Outre le diabète, d’autres facteurs de risque ayant un impact cognitif plus marqué chez les femmes incluent : le manque de sommeil, l’indice de masse corporelle, l’hypertension, la mauvaise vision, un niveau d’éducation inférieur et la perte auditive.

Avec un taux élevé de cholestérol LDL, la perte auditive représente le plus grand facteur de risque modifiable, correspondant à 7 % du risque de démence, selon le rapport de la Commission Lancet.
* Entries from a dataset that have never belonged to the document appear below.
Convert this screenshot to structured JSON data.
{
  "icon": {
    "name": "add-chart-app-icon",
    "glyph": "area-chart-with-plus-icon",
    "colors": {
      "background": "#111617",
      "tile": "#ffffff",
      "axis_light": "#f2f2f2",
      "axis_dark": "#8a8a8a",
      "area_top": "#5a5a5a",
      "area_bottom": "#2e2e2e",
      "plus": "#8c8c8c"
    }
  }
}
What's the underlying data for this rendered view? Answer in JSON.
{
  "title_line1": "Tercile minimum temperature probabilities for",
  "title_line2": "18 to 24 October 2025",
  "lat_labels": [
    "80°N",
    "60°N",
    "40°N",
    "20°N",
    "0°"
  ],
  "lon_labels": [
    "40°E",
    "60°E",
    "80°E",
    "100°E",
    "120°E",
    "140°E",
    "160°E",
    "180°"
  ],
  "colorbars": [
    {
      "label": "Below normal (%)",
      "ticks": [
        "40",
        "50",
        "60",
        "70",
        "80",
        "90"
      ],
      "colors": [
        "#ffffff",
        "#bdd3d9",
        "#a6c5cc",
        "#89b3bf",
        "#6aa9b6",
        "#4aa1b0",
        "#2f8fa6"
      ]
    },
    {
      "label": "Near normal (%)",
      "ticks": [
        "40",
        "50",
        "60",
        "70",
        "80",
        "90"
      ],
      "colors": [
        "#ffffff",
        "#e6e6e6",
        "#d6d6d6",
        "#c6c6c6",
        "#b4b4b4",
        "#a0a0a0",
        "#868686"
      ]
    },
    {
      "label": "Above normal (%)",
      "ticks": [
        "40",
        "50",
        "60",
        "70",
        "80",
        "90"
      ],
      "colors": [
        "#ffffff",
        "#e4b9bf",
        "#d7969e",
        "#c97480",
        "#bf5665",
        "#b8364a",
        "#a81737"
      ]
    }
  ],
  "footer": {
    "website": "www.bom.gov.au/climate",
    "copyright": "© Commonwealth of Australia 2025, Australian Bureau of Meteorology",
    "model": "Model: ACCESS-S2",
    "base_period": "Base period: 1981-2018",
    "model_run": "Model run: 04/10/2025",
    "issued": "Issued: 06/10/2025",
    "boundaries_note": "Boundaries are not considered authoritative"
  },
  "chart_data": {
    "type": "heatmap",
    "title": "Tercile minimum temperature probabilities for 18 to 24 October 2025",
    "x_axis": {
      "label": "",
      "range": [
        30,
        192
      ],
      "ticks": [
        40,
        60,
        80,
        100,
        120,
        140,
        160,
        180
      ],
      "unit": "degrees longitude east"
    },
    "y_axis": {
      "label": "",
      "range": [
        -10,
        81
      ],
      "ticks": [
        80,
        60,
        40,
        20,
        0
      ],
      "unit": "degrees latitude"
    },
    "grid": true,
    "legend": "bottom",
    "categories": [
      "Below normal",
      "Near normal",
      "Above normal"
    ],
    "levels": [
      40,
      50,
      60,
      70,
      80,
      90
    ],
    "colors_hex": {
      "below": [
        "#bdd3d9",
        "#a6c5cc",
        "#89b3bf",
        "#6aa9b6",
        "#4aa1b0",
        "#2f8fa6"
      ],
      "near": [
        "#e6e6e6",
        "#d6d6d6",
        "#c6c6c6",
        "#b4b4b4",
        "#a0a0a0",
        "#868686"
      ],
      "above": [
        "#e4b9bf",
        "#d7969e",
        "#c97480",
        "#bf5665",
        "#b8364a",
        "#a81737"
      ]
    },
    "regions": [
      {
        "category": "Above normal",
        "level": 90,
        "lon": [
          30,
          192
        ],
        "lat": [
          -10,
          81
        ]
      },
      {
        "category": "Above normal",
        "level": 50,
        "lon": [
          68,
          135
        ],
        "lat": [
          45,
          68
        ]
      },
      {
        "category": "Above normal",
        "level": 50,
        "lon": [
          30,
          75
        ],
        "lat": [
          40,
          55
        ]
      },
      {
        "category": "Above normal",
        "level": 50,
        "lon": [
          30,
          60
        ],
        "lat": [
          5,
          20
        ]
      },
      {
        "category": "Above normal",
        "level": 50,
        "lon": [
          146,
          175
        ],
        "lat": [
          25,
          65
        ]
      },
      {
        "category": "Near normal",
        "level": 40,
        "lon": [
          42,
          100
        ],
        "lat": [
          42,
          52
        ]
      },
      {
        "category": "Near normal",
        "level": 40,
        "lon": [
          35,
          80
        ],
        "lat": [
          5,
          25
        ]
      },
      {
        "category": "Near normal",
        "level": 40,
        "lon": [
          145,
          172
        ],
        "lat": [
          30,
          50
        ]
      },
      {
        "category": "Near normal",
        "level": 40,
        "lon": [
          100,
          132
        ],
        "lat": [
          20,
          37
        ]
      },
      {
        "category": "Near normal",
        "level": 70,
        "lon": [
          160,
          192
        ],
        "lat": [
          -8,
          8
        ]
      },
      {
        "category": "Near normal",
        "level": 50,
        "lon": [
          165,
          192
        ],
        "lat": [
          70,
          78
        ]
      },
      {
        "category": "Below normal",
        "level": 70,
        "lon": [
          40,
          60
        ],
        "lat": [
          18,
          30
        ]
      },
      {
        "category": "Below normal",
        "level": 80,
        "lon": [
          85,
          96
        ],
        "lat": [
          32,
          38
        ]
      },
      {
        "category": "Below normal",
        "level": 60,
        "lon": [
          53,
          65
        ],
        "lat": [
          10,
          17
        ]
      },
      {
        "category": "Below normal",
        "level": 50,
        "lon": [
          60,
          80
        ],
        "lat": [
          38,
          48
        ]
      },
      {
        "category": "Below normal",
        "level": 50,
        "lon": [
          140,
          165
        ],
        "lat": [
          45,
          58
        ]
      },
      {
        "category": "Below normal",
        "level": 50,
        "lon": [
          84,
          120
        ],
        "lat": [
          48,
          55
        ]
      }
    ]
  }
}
Néanmoins, bien que davantage d’hommes souffrent de perte auditive à tous les âges, son impact semble être plus sévère sur la cognition des femmes, a affirmé Fitzhugh.

“Nous devrions probablement nous concentrer sur les femmes ayant une perte auditive à l’âge moyen et avancé, pour nous assurer qu’elles utilisent des appareils auditifs”, a-t-elle ajouté.

Dans une autre partie de ses recherches, Fitzhugh a découvert que les femmes souffrant de perte auditive courent un risque accru de démence par rapport aux hommes souffrant de la même affection. “Il y a quelque chose dans la perte auditive chez les femmes qui est particulièrement préjudiciable”.

Les chercheurs ont constaté que l’impact cognitif des facteurs de risque varie également selon l’âge.

Chez les femmes, l’impact de la perte auditive a été plus prononcé à l’âge moyen et avancé. Un mauvais sommeil n’avait qu’un impact significatif à l’âge moyen, en lien avec la transition vers la ménopause. À un âge plus avancé, le faible niveau d’éducation était le seul facteur de risque ayant un impact significatif sur la cognition.

Chez les hommes, seul le tabagisme a eu un impact cognitif plus marqué, de manière surprenante, dans le groupe d’âge le plus avancé.

“Mon point de vue sur l’âge dans cette étude est que cela nous indique quand, potentiellement, nous devrions aborder ces facteurs de risque”, a commenté Fitzhugh.

Elle reconnaît que cela n’est qu’une instantanée et a exprimé le souhait de cartographier comment les facteurs de risque affectent la cognition dans le temps. En commentant cette recherche, Liisa Galea, Ph.D., détentrice de la Chaire Treliving Family de Santé Mentale de la Femme au Centre pour l’Addiction et la Santé Mentale, et professeure de psychiatrie à l’Université de Toronto, Ontario, Canada, a déclaré qu’il est “étonnant” qu’il y ait davantage de facteurs modifiables associés à la cognition chez les femmes que chez les hommes.

“Il est clair que ces facteurs sont importants pour tous, mais nous avons besoin de messages mieux ciblés pour les femmes tout au long de leur vie concernant l’importance de ces variables pour leur santé cognitive”, a déclaré Galea.

Bon à savoir

  • La perte auditive et le diabète sont particulièrement à surveiller chez les femmes pour prévenir les problèmes cognitifs.
  • Un mode de vie actif et une éducation précoce peuvent contribuer à diminuer les risques de démence.
  • Les interventions de santé doivent être adaptées en fonction du sexe et de l’âge pour être efficaces.

En somme, cette étude soulève des questions pertinentes sur l’approche de la santé cognitive chez les femmes. La diversité des facteurs de risque identifiés souligne l’importance d’une attention personalisée et proactive. Peut-être devrions-nous réfléchir aux stratégies à adopter pour sensibiliser davantage la population sur l’impact des choix de vie sur la santé cognitive tout au long de la vie.